Sent to you by jeffye via Google Reader:
The 7th version of the Java Developer's Kit (aka JDK 7) delivers a huge speed boost over JDK 6 array accesses. This is huge. It's like another year and a half of Moore's law for free. Only in software. And you don't even have to write multi-threaded code.
I've been profiling my new K-Means++ implementation for the next LingPipe release on some randomly generated data. It's basically a stress test for array gets, array sets, and simple multiply-add arithmetic. Many LingPipe modules are like this at run-time: named entity, part-of-speech tagging, language modeling, LM-based classifiers, and much more.
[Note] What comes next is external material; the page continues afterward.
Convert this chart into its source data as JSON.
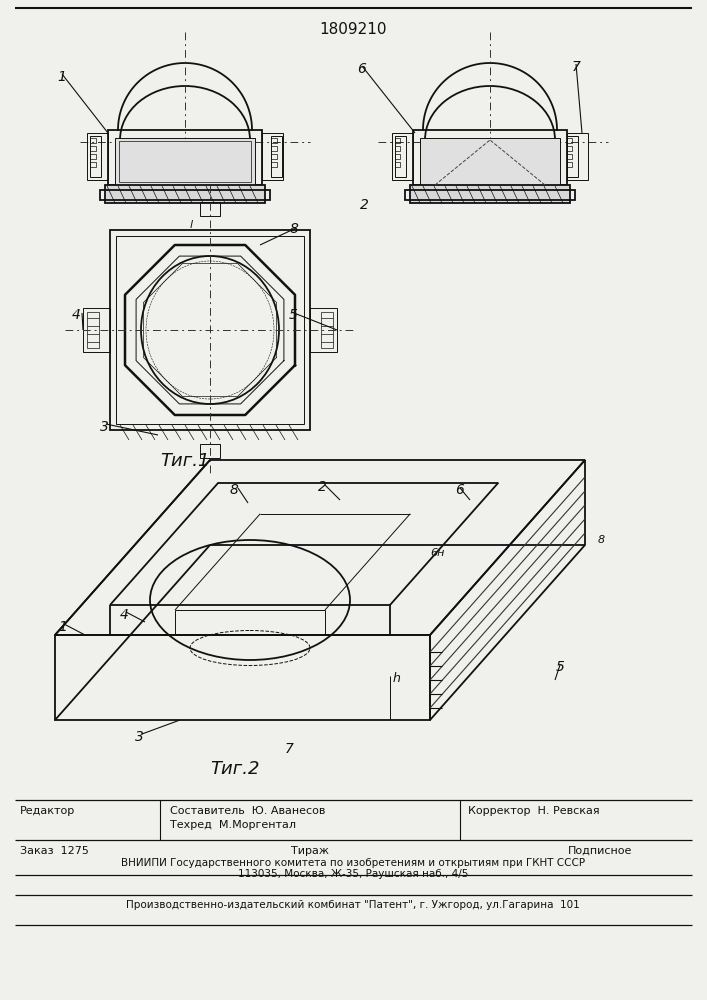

While I was waiting for a run using JDK 1.6 to finish, I installed the following beta release of JDK 7:
> java -version java version "1.7.0-ea" Java(TM) SE Runtime Environment (build 1.7.0-ea-b52) Java HotSpot(TM) 64-Bit Server VM (build 15.0-b03, mixed mode)
You can get it, too:
I believe much of the reason it's faster is the work of these fellows:
- Würthinger, Thomas, Christian Wimmer, and Hanspeter Mössenböck. 2007. Array Bounds Check Elimination for the Java HotSpot Client Compiler. PPPJ.
Java's always suffered relative to C in straight matrix multiplication because Java does range checks on every array access (set or get). With some clever static and run-time analysis, Würthinger et al. are able to eliminate most of the array bounds checks. They show on matrix benchmarks that this one improvement doubles the speed of the LU matrix factorization benchmark in the U.S. National Institute of Standards (NIST) benchmark suite SciMark 2, which like our clustering algorithm, is basically just a stress test for array access and arithmetic.
So far, my tests have only been on a Thinkpad Z61P notebook running Windows Vista (64 bit) with an Intel Core 2 CPU (T2700; 2.0GHz), and 4GB of reasonably zippy memory. I don't know if the speedups will be as great for other OSes or for 32-bit JDKs.
I'm pretty excited about the new fork-join concurrency, too, as it's just what we'll need to parallelize the inner loops without too much work for us or the operating system.